To avoid index out of bound, we need to figure out the maximal of m and n and fill the arr to make it a square. Then to apply our algorithm. I think this filling doesn't violate the in-place requirement. The code is shown as below:

pub fn rotate_matrix_90_degrees(matrix: &mut Vec<Vec<i32>>) {
    let (m, n) = (matrix.len(), matrix[0].len());
    let mx = m.max(n);
    
    if mx > m {
        for _ in m..mx {
            matrix.push(vec![i32::MIN; mx]);
        }
    }
    if mx > n {
        for i in 0..mx {
            for _ in n..mx {
                matrix[i].push(i32::MIN);
            }
        }
    }

    // arr[i][j] = arr[j][m - i - 1]
    // arr[i][j] -> arr[j][i]
    for i in 0..mx {
        for j in (i + 1)..mx {
            let tmp = matrix[i][j];
            matrix[i][j] = matrix[j][i];
            matrix[j][i] = tmp;
        }
    }
    
    // arr[j][i] -> arr[j][m - i - 1]
    for i in 0..mx {
        matrix[i].reverse();
    }
   
    // Remove fillings
    if mx > m {
        for i in 0..mx {
            for _ in m..mx {
                matrix[i].pop();
            }
        }
    }

    if mx > n {
        for _ in n..mx {
            matrix.pop();
        }
    }
}

Comments

1

The 2D rotation formula is:

x' = x cos f - y sin f
y' = y cos f + x sin f

If you only rotate in 90° steps, the resulting formula becomes:

x' = -y
y' =  x

Since the array isn't square you'll have to look for assignment cycles, i.e. element (0, 0) gets assigned element (2, 0) which in turn gets assigned (2, 2) etc. You'll need to assign each cycle at the "same" time.

Thus to rotate the whole array you'll do something like (pseudo-code):

// this function rotates 90 degrees
point successor(const point &p)
{
  return (-p.y, p.x);
}

// this function rotates 90 degrees in opposite direction
point predecessor(const point &p)
{
  return (p.y, -p.x);
}

void replace_cycle(const point &start)
{
  int data = get_data(start);
  point x = predecessor(start);
  while(x != start)
  {
    set_data(successor(x), get_data(x));
    x = predecessor(x);
  }
  set_data(successor(start), data);
}

void rotate_in_place()
{
  list<point> l;
  find_cycles(l);
  foreach(c in l)
  {
    replace_cycle(c);
  }
}

3 Comments

I think you are answering different question here.
@wilx: Please read the question again, rotate the array in place! Please don't downvote unless you understand both the question and the answer.
@wilx: Agreed my initial attempt may have been a bit naïve, but it was no less helpful than the answer describing an xor swap and it was definitely not a different question I was answering.
0

Not rotating at all may be an option. You just set a flag that would give the way the matrix should be read.

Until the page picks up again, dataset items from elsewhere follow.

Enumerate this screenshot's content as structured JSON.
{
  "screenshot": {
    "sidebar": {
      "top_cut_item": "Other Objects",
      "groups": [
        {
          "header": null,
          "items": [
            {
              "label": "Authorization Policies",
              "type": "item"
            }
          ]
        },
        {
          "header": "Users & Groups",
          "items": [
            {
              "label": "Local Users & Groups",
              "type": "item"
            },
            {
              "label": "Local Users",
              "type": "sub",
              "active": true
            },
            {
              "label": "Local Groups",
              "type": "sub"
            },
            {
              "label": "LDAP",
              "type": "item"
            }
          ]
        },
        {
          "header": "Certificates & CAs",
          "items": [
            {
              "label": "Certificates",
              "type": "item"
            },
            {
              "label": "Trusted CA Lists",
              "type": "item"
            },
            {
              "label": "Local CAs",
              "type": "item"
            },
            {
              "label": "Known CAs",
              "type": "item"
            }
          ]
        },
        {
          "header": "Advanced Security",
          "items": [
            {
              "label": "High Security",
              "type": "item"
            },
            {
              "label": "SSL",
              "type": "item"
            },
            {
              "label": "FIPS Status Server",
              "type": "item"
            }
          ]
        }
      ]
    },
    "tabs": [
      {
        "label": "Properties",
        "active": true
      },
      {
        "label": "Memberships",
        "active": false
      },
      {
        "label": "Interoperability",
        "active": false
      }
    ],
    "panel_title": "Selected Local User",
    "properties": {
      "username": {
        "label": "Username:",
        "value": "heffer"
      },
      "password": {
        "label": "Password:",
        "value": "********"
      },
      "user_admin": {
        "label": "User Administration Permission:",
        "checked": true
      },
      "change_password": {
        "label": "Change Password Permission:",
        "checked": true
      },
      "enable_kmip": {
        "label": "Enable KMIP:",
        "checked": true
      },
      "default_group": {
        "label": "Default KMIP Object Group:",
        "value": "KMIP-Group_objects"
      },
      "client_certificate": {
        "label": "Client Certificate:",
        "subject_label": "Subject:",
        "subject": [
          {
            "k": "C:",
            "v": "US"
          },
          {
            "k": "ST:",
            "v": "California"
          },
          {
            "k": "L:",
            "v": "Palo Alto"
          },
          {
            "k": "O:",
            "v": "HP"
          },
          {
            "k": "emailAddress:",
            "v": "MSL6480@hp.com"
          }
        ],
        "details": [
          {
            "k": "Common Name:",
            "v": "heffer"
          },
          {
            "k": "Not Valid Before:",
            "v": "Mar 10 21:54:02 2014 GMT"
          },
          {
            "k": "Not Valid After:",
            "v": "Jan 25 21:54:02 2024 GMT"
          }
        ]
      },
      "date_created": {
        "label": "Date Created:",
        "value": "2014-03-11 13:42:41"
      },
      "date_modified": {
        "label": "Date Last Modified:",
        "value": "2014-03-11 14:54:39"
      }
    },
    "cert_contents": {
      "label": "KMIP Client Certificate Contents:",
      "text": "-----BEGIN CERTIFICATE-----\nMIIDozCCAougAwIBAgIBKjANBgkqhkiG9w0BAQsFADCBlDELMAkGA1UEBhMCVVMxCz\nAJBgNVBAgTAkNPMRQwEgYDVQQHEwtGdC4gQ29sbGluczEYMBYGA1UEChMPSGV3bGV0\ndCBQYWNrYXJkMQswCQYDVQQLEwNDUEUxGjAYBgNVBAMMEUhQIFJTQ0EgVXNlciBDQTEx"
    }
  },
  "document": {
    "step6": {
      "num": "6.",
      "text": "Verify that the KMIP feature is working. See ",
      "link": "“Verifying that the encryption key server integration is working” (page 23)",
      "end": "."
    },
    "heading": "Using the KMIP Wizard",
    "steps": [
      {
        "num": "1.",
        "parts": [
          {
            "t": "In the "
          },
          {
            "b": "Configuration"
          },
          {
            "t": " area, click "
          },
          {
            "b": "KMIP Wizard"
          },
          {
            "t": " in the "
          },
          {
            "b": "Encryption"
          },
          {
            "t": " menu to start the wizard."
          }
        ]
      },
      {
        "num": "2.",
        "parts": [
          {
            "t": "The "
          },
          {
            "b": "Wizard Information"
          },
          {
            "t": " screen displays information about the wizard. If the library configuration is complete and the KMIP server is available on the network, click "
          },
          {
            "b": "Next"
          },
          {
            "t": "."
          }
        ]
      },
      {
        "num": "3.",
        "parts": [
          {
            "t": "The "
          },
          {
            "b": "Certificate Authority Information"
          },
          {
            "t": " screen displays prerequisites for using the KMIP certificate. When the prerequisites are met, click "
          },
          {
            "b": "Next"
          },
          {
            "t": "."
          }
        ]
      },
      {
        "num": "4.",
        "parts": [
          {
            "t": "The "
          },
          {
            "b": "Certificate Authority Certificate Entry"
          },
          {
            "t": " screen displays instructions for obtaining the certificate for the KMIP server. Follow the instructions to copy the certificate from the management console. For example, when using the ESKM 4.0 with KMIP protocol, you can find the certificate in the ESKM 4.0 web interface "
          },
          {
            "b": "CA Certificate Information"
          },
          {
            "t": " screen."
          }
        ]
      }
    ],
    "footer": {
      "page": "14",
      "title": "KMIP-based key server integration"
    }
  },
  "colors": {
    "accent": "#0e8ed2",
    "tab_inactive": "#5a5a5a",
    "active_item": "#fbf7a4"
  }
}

The drawback is that if that image must be provided to some display device or such with fixed direction, that may not be possible.

4 Comments

there is also a cache locality penalty when traversing the table. Before, traversing row by row is efficient, afterward it would imply seemingly random reads.
@Matthieu M. This is right if you are traversing tables by rows but we have no information on that. Also OP explicitely stated that he was more concerned about space than speed.
I know, yet it is somewhat to take into account. Most of the times I don't care too much about performance, unless it makes my soft unusable that is :-)
@Matthieu M.: in such a case not using the right access to memory could indeed slow down by several orders of magnitude.
-2

You can use xor to use no additional memory.

// Switch a and b
int a;
int b;
a ^= b;
b ^= a;
a ^= b;

Then you can use a simple for loop to make your whole matrix.

2 Comments

Looks that would easily work for square matrix, but (as far as I can see) not for non square matrixes.
It's of size [12]. it's not 2 dimentional in memory. Only the interpretation.